Intrinsic value is the worth of an object that cannot be gauged – easily or at all – by rational or other evaluative techniques.
”To The Rationalist, Nothing Is Of Value Merely Because It Exists (And Certainly Not Because It Has Existed For Many Generations), Familiarity Has No Worth, And Nothing Is To Be Left Standing For Want Of Scrutiny”.
- Michael Oakeshott
Oscar Wilde quipped that “a cynic is a man who knows the price of everything but the value of nothing”. The quip was frequently turned against the market fundamentalists associated with the Thatcher years. Some Conservatives lost their equilibrium during that period. They became obsessively materialistic and appeared to idolise the price mechanism’s ability to judge the value of things.
The price mechanism is one of the measuring devices used by a rationalistic mindset. Deconstructionism is another. The decontructionists use the neophiliac insights of one generation to debunk values and institutions that many previous generations have revered.
Conservatives worry that rationalism is an inadequate way of evaluating things. But, even more significantly, they worry that trying to evaluate things is sometimes a futile enterprise. This conservativehome.com definition examines these two worries in turn:
The inadequacy of rationalism for evaluating worth
True conservatives will worry at an over-reliance on any form of rationalism for evaluating an object’s value. They worry that rationalism can become a gluttonous ideology. Conservatives believe that the wisdom contained in traditions, religious teaching and ‘experience’ should also be used to evaluate something’s worth.
In the 1960s many social revolutionaries discounted the value of marriage. It stood in the way of their reasonable right to sexual experimentation. Marriage was only a piece of paper, they insisted, and their rationalisations paved the way for today’s alternative lifestyles and patterns of cohabitation. Unfortunately society has discovered that marriage was more useful than the sixties rationalists had calculated. Social science has proved what its traditionalist and religious defenders instinctively knew – marriage provides much more stability for children than any alternative. Marriage had ‘latent’ or ‘hidden’ value that wasn’t obvious to the egotistical rationalists.

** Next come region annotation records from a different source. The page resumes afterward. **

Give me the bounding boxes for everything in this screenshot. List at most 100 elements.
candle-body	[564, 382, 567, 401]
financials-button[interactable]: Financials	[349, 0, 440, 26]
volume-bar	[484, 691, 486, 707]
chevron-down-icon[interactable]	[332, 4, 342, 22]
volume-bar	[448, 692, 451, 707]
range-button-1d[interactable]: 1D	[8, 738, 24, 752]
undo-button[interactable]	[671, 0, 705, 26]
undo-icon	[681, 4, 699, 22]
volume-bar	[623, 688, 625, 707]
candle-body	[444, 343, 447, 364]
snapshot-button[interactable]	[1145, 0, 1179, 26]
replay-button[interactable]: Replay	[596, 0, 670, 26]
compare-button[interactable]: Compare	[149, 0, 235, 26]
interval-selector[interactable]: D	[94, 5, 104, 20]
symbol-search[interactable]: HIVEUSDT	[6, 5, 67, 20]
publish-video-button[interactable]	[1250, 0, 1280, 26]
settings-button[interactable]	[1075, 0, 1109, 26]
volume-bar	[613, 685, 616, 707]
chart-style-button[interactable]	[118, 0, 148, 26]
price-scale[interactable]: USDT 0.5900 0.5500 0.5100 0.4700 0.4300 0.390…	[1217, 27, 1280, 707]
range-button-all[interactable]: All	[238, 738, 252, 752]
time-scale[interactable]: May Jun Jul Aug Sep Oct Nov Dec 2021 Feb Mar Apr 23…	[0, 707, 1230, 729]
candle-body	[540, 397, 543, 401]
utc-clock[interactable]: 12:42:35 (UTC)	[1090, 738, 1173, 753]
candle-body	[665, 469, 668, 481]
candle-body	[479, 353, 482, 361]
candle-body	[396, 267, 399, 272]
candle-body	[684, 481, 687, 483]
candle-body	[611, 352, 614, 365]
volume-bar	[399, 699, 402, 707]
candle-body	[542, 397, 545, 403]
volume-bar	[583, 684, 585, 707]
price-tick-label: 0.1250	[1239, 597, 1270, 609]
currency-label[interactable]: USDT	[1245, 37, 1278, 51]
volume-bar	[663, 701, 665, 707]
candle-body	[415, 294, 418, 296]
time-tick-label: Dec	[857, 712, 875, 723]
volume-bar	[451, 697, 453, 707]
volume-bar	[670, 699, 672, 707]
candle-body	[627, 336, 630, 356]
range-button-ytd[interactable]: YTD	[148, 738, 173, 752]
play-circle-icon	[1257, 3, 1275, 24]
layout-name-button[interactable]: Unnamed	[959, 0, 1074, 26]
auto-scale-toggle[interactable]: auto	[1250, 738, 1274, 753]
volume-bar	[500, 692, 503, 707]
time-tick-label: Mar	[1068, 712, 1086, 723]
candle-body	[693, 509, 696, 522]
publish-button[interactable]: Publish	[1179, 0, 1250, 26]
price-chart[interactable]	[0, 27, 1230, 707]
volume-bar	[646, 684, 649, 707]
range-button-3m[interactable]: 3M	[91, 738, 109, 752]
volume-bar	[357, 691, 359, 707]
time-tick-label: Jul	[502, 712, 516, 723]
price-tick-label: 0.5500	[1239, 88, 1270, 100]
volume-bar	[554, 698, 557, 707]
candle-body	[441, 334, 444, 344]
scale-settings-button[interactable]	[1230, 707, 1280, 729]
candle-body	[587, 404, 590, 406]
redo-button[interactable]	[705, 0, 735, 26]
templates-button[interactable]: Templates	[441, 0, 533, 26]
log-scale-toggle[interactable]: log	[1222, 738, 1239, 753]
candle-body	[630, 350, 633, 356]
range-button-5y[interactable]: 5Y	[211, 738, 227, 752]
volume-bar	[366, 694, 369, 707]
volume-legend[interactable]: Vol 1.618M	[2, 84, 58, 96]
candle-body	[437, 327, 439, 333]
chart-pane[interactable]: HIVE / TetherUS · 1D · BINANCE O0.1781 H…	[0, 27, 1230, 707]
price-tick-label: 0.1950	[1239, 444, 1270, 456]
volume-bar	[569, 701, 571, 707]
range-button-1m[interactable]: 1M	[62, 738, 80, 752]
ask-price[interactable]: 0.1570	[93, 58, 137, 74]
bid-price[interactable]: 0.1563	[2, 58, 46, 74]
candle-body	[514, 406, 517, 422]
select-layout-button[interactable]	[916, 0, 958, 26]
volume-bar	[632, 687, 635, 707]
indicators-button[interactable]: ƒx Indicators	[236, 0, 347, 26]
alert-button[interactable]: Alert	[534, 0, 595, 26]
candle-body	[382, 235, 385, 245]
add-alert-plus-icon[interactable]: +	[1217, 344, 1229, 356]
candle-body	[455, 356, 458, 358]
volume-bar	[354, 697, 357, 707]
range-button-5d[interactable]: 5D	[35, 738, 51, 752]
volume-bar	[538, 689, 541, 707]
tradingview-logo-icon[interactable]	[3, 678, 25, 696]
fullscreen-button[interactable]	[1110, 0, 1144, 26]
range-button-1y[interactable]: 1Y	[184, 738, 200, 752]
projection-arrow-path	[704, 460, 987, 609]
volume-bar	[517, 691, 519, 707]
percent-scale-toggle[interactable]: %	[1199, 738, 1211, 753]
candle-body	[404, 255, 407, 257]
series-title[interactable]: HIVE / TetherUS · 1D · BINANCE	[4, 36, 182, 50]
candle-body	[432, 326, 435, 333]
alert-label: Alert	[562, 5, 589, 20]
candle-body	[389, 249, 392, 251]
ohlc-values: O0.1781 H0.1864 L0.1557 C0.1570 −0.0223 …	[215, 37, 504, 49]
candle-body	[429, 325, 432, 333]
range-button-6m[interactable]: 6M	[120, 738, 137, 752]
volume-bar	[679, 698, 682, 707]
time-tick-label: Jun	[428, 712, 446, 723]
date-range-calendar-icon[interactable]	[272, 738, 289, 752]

Market fundamentalists during the Thatcher years were quick to close down collieries when other fuels – or imported supplies – put British coal at a financial disadvantage. But were the closure decisions made on overly narrow grounds? Had the market fundamentalists calculated the externality costs for taxpayers of turning coalmining communities into economic ghost towns? Had they considered the implications of their plans for Britain’s future energy security? The popular outcry at Michael Heseltine’s 1992 coalmine closure programme wasn’t, perhaps, an entirely sentimental phenomenon. It represented an unarticulated understanding in the British psyche that a hasty and wrong act was being committed.
The futility of trying to evaluate some things’ worth
The value of some things is impossible to ascertain. Whether someone looks at an object through a traditional, religious or rational lens, some things have an inestimable intrinsic value. The economic value of a new housing development can be calculated but what is the value of the vista that the development has destroyed? An elephant’s ivory has a market value but what do we lose when endangered species are driven to extinction? An insurer can price the market cost of many stolen goods but it cannot price the inherited trinkets that possessed more emotional significance than monetary worth. Neither can the insurer restore a burgled person’s peace of mind. That peace of mind is again immeasurable.